Re: 1971 johnson 100hp HELP!!
yes i squeeze the primer bulb till its hard, pull out the manual choke, put the start/run lever on start and turn the key once it starts push the choke wait till its warm and put the lever on run. i mentioned flooding because it was a problem i was having and i believe it was happening due to lack of spark, i am just lost because if the amplifier was shot i should have no spark at all, but that is not the case i do have spark it is just very minimal ie i had someone crank the motor over while holding a metal object in the plug wire haha dumb i know but effective, i should have recieved a pretty good shock and it barely tingled and even holding a brand new plug up to the block to visually check for spark it is very minute i checked this coming from the coil and from the plugs same result both places VERY LITTLE spark after that i tested voltage to the amplifier assembly all wires except the blue one leading to the coil read 11.6 the blue one showed nothing how is this possible and what do i need to do to fix my boat ? any help at all is greatly appreciated
And just why do you think you should have a measurable voltage on the blue wire? That wire carries about 300 volts in extremely short pulses, too fast for your multimeter to respond to it.

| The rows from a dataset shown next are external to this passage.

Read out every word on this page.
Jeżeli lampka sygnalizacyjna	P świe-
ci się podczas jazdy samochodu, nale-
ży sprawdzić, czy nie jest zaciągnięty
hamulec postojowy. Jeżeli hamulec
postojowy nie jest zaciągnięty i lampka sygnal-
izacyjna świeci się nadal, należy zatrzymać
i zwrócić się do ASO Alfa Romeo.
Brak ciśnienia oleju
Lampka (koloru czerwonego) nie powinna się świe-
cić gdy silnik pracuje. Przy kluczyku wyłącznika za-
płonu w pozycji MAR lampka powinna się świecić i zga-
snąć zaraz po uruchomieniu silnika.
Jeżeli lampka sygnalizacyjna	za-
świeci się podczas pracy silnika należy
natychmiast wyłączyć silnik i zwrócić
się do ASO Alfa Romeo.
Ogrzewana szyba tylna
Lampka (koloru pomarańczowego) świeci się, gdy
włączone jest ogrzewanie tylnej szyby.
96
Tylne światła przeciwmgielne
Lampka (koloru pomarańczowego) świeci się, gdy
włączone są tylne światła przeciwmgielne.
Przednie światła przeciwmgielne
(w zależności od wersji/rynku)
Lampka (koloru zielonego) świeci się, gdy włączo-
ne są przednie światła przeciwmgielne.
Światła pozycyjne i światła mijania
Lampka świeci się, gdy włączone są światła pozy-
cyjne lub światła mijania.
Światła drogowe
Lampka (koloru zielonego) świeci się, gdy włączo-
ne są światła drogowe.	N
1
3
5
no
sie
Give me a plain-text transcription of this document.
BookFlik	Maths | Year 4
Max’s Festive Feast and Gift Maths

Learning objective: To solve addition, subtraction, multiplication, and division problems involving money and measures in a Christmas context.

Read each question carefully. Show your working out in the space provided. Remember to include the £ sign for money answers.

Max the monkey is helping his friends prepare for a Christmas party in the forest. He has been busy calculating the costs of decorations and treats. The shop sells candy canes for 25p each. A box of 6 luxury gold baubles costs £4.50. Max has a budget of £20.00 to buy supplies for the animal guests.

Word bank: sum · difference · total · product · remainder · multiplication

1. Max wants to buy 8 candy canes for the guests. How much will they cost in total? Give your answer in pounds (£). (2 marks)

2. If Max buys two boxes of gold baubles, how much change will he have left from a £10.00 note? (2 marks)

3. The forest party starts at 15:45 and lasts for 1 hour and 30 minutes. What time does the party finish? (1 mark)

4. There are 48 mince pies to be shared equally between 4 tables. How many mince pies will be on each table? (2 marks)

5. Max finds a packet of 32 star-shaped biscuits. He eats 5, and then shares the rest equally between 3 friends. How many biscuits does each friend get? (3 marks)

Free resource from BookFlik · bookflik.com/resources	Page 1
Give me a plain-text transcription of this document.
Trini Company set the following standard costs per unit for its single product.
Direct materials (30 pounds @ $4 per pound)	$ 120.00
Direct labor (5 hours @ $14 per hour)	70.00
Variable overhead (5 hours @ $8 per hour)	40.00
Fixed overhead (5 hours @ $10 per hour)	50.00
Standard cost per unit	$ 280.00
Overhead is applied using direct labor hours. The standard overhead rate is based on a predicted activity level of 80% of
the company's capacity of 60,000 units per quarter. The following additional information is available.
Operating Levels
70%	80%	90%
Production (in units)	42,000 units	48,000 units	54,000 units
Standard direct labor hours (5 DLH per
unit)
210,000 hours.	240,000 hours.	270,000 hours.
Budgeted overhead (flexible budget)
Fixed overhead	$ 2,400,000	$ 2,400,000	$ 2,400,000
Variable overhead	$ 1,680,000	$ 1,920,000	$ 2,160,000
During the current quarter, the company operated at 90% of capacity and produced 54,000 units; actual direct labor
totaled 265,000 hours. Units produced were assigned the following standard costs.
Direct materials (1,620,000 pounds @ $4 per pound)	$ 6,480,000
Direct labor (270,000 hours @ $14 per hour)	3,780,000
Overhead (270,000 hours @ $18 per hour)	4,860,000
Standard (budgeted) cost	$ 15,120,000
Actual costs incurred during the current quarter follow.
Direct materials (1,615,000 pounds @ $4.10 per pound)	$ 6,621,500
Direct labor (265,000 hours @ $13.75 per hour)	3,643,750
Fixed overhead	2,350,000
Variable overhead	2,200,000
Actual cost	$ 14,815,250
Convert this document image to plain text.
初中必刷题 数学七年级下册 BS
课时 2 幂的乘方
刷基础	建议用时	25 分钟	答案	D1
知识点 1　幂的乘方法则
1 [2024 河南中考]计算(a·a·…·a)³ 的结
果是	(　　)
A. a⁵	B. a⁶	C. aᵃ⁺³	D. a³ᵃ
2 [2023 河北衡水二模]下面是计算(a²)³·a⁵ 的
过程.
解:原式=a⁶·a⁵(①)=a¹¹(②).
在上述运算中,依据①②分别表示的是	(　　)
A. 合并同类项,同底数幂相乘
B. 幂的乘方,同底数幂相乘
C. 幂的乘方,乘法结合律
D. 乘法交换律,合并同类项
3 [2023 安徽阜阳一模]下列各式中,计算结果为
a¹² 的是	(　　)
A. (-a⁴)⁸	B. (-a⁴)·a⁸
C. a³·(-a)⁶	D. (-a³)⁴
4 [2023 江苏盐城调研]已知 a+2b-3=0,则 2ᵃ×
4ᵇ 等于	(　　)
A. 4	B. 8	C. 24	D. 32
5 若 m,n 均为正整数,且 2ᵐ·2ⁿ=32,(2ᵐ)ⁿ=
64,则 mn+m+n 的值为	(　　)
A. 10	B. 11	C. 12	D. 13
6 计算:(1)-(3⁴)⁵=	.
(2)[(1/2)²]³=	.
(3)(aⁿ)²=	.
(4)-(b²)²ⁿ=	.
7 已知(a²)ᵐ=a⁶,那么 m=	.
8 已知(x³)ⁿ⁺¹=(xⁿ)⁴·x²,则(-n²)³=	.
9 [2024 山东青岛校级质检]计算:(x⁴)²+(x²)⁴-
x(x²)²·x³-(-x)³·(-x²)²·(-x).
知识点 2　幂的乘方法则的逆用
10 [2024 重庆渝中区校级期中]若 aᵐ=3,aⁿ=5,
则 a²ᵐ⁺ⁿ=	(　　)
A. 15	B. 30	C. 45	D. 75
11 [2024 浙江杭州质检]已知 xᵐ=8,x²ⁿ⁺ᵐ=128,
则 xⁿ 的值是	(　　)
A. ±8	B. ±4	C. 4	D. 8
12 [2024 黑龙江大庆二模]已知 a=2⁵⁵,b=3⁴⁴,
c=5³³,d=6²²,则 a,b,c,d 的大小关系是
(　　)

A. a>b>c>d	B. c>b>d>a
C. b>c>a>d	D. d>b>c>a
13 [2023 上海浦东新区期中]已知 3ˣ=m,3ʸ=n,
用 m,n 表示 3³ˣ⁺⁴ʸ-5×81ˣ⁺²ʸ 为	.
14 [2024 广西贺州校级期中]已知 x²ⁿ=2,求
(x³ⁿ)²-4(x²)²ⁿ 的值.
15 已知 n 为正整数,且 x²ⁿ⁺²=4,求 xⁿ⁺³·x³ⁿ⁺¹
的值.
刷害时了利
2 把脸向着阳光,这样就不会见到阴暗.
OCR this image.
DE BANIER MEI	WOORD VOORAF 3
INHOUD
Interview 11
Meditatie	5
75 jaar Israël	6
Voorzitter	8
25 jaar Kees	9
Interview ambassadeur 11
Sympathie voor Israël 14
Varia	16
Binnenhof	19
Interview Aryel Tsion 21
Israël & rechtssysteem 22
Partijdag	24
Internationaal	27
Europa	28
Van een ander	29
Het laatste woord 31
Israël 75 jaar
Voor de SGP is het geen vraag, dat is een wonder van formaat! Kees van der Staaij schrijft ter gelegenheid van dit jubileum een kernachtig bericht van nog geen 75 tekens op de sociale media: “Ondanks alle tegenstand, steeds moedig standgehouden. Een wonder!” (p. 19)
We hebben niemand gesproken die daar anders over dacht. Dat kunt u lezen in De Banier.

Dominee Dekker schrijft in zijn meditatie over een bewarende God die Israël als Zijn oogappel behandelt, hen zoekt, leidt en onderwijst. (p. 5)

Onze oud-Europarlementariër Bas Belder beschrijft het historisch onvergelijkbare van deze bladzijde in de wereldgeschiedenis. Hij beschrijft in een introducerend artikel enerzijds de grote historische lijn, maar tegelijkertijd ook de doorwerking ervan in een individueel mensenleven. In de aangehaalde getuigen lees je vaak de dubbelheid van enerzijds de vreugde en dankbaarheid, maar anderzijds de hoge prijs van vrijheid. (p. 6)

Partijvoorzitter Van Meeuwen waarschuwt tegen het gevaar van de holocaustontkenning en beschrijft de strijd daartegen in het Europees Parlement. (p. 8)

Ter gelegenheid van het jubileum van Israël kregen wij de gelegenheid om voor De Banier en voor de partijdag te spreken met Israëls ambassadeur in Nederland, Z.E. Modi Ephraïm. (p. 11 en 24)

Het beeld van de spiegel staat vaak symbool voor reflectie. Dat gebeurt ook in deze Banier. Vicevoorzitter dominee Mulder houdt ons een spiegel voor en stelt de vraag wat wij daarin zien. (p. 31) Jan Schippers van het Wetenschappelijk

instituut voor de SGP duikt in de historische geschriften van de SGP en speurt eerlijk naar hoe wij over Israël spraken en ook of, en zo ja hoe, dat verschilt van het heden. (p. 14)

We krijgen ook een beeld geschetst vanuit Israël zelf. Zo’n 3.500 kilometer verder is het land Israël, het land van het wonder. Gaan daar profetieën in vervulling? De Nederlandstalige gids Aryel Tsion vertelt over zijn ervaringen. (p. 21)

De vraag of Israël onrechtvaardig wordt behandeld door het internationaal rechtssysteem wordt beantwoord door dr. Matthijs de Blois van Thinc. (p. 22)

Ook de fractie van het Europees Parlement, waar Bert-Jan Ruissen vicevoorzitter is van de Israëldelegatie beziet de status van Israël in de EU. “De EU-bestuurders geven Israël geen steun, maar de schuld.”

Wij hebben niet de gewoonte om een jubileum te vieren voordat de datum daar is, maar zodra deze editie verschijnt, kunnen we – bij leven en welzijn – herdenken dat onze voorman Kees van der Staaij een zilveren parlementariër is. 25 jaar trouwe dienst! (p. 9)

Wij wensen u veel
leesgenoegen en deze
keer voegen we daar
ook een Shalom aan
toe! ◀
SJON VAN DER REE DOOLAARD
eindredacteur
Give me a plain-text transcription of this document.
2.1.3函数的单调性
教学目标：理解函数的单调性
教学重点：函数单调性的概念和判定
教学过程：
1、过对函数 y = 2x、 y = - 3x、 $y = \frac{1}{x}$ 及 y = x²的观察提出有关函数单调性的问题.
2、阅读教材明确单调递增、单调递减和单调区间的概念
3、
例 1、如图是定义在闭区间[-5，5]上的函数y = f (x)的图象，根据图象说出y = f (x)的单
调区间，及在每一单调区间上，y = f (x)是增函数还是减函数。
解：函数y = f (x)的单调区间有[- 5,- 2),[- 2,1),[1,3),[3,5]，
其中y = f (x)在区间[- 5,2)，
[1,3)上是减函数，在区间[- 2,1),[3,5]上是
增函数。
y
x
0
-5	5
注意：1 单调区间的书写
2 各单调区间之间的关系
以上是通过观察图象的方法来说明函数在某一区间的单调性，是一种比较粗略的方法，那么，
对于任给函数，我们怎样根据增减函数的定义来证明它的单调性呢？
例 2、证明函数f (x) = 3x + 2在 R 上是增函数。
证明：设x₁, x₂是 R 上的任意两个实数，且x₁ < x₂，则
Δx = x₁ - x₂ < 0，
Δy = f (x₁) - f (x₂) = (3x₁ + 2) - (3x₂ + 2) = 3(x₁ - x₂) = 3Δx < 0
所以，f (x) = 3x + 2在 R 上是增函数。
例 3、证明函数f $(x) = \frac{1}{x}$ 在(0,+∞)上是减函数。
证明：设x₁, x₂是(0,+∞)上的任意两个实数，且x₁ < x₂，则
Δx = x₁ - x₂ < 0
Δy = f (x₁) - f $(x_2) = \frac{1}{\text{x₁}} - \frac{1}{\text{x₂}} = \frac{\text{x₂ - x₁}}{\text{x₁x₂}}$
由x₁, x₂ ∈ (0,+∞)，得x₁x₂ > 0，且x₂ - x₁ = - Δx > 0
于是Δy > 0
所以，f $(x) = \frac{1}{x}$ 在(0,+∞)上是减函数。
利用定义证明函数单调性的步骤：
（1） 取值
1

Your amplifier is working. Your breaker points are working, although we don't know about the gap, etc. But they are at least triggering the amplifier.
So.o.o.o.o, if your spark is weak, either you are losing it in the distributor or the coil is defective.
Do this: remove the coil and unscrew the wire from the distributor cap, then remount the coil and reconnect the blue wire. Rig up a spark gap off the end of the threaded terminal that came out of the distributor. Make that gap about 3/8". Now crank the motor and see if you get a spark across that gap. If you do, you are losing it in the distributor.